Use this procedure to check the rabbitmq queues if events are not being processed fast enough.  A list of events that is growing indicates slow commit to analytics database. Monitor with these commands over a period of time.


  1. On ECA node login to the rabbitmq container

    1. ecactl containers exec rmq /bin/bash

    2. rabbitmqctl -p /eyeglass list_queues

    3. rabbitmqctl -p /eyeglass list_bindings

    4. rabbitmqctl -p /eyeglass list_queues  name messages messages_ready messages_unacknowledged

run the first two on the first time you login

run the last command periodically.

This will show you the depth of the queues for the different exchanges.
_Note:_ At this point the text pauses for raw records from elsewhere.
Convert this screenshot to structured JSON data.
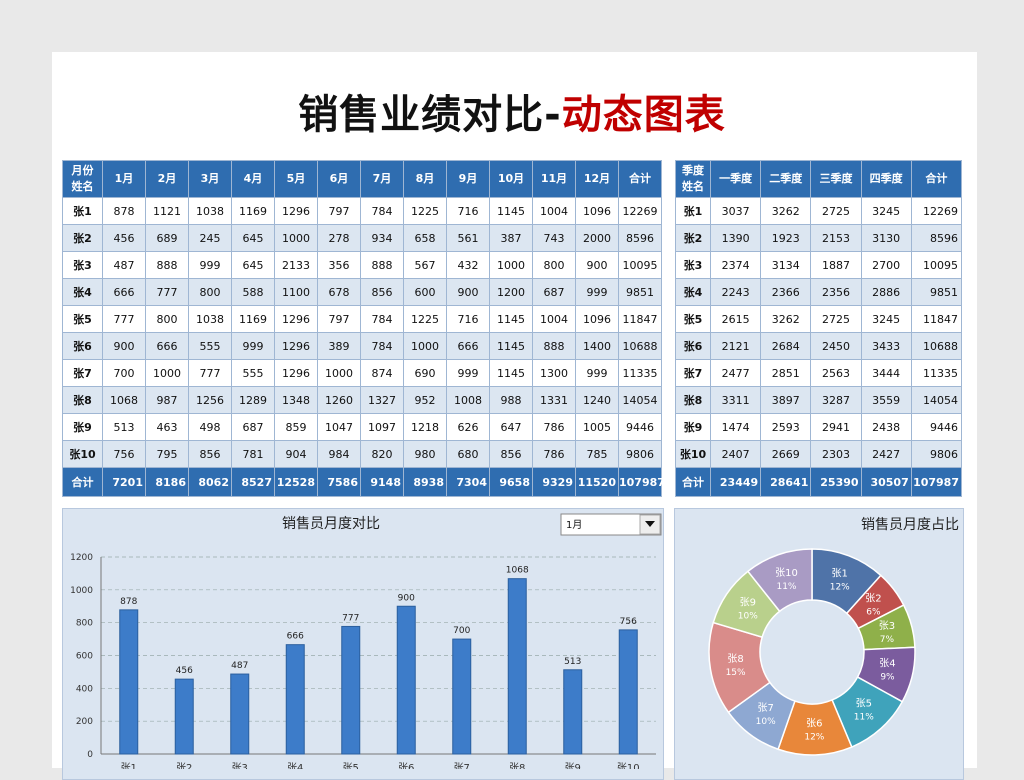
{
  "title_main": "销售业绩对比-",
  "title_highlight": "动态图表",
  "monthly_table": {
    "corner": [
      "月份",
      "姓名"
    ],
    "columns": [
      "1月",
      "2月",
      "3月",
      "4月",
      "5月",
      "6月",
      "7月",
      "8月",
      "9月",
      "10月",
      "11月",
      "12月",
      "合计"
    ],
    "rows": [
      {
        "name": "张1",
        "values": [
          878,
          1121,
          1038,
          1169,
          1296,
          797,
          784,
          1225,
          716,
          1145,
          1004,
          1096,
          12269
        ]
      },
      {
        "name": "张2",
        "values": [
          456,
          689,
          245,
          645,
          1000,
          278,
          934,
          658,
          561,
          387,
          743,
          2000,
          8596
        ]
      },
      {
        "name": "张3",
        "values": [
          487,
          888,
          999,
          645,
          2133,
          356,
          888,
          567,
          432,
          1000,
          800,
          900,
          10095
        ]
      },
      {
        "name": "张4",
        "values": [
          666,
          777,
          800,
          588,
          1100,
          678,
          856,
          600,
          900,
          1200,
          687,
          999,
          9851
        ]
      },
      {
        "name": "张5",
        "values": [
          777,
          800,
          1038,
          1169,
          1296,
          797,
          784,
          1225,
          716,
          1145,
          1004,
          1096,
          11847
        ]
      },
      {
        "name": "张6",
        "values": [
          900,
          666,
          555,
          999,
          1296,
          389,
          784,
          1000,
          666,
          1145,
          888,
          1400,
          10688
        ]
      },
      {
        "name": "张7",
        "values": [
          700,
          1000,
          777,
          555,
          1296,
          1000,
          874,
          690,
          999,
          1145,
          1300,
          999,
          11335
        ]
      },
      {
        "name": "张8",
        "values": [
          1068,
          987,
          1256,
          1289,
          1348,
          1260,
          1327,
          952,
          1008,
          988,
          1331,
          1240,
          14054
        ]
      },
      {
        "name": "张9",
        "values": [
          513,
          463,
          498,
          687,
          859,
          1047,
          1097,
          1218,
          626,
          647,
          786,
          1005,
          9446
        ]
      },
      {
        "name": "张10",
        "values": [
          756,
          795,
          856,
          781,
          904,
          984,
          820,
          980,
          680,
          856,
          786,
          785,
          9806
        ]
      }
    ],
    "total": {
      "name": "合计",
      "values": [
        7201,
        8186,
        8062,
        8527,
        12528,
        7586,
        9148,
        8938,
        7304,
        9658,
        9329,
        11520,
        107987
      ]
    }
  },
  "quarterly_table": {
    "corner": [
      "季度",
      "姓名"
    ],
    "columns": [
      "一季度",
      "二季度",
      "三季度",
      "四季度",
      "合计"
    ],
    "rows": [
      {
        "name": "张1",
        "values": [
          3037,
          3262,
          2725,
          3245,
          12269
        ]
      },
      {
        "name": "张2",
        "values": [
          1390,
          1923,
          2153,
          3130,
          8596
        ]
      },
      {
        "name": "张3",
        "values": [
          2374,
          3134,
          1887,
          2700,
          10095
        ]
      },
      {
        "name": "张4",
        "values": [
          2243,
          2366,
          2356,
          2886,
          9851
        ]
      },
      {
        "name": "张5",
        "values": [
          2615,
          3262,
          2725,
          3245,
          11847
        ]
      },
      {
        "name": "张6",
        "values": [
          2121,
          2684,
          2450,
          3433,
          10688
        ]
      },
      {
        "name": "张7",
        "values": [
          2477,
          2851,
          2563,
          3444,
          11335
        ]
      },
      {
        "name": "张8",
        "values": [
          3311,
          3897,
          3287,
          3559,
          14054
        ]
      },
      {
        "name": "张9",
        "values": [
          1474,
          2593,
          2941,
          2438,
          9446
        ]
      },
      {
        "name": "张10",
        "values": [
          2407,
          2669,
          2303,
          2427,
          9806
        ]
      }
    ],
    "total": {
      "name": "合计",
      "values": [
        23449,
        28641,
        25390,
        30507,
        107987
      ]
    }
  },
  "chart_data": [
    {
      "type": "bar",
      "title": "销售员月度对比",
      "selector": "1月",
      "categories": [
        "张1",
        "张2",
        "张3",
        "张4",
        "张5",
        "张6",
        "张7",
        "张8",
        "张9",
        "张10"
      ],
      "values": [
        878,
        456,
        487,
        666,
        777,
        900,
        700,
        1068,
        513,
        756
      ],
      "color": "#3d7cc9",
      "ylim": [
        0,
        1200
      ],
      "yticks": [
        0,
        200,
        400,
        600,
        800,
        1000,
        1200
      ],
      "grid": true
    },
    {
      "type": "pie",
      "title": "销售员月度占比",
      "categories": [
        "张1",
        "张2",
        "张3",
        "张4",
        "张5",
        "张6",
        "张7",
        "张8",
        "张9",
        "张10"
      ],
      "values": [
        12,
        6,
        7,
        9,
        11,
        12,
        10,
        15,
        10,
        11
      ],
      "value_labels": [
        "12%",
        "6%",
        "7%",
        "9%",
        "11%",
        "12%",
        "10%",
        "15%",
        "10%",
        "11%"
      ],
      "colors": [
        "#4f73a8",
        "#c0504d",
        "#8fb04a",
        "#7b5c9e",
        "#3fa3bb",
        "#e8873a",
        "#8ea8d2",
        "#d98c8a",
        "#b9d08c",
        "#a99bc4"
      ],
      "donut": true
    }
  ]
}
Issue - Monitoring Isilon Audit Event Rate Performance


Use this procedure to check each node in the clusters uncommitted audit event backlog that has not been sent to CEE end points.


  1. isi_for_array "isi_audit_progress -t protocol CEE_FWD"

    1. Output example


tme-sandbox-4# isi_for_array "isi_audit_progress -t protocol CEE_FWD"

tme-sandbox-4: Last consumed event time: '2016-10-21 19:59:54'

tme-sandbox-4: Last logged event time:   '2017-01-17 17:05:32'

tme-sandbox-6: Last consumed event time: '2016-10-21 19:59:54'

tme-sandbox-6: Last logged event time:   '2017-01-12 20:25:10'

tme-sandbox-5: Last consumed event time: '2016-07-22 18:26:25'

tme-sandbox-5: Last logged event time:   '2017-01-12 21:50:17'


The last logged and last consumed times match indicates no performance issues on the node.

If the last logged and last consumed is delayed earlier date and time stamp, then calculate the differences in minutes to determine the “Lag” between an event and when it is sent to CEE endpoints.

NOTE: A large lag indicates performance issues and also means detection of an event will be delayed by this lag time.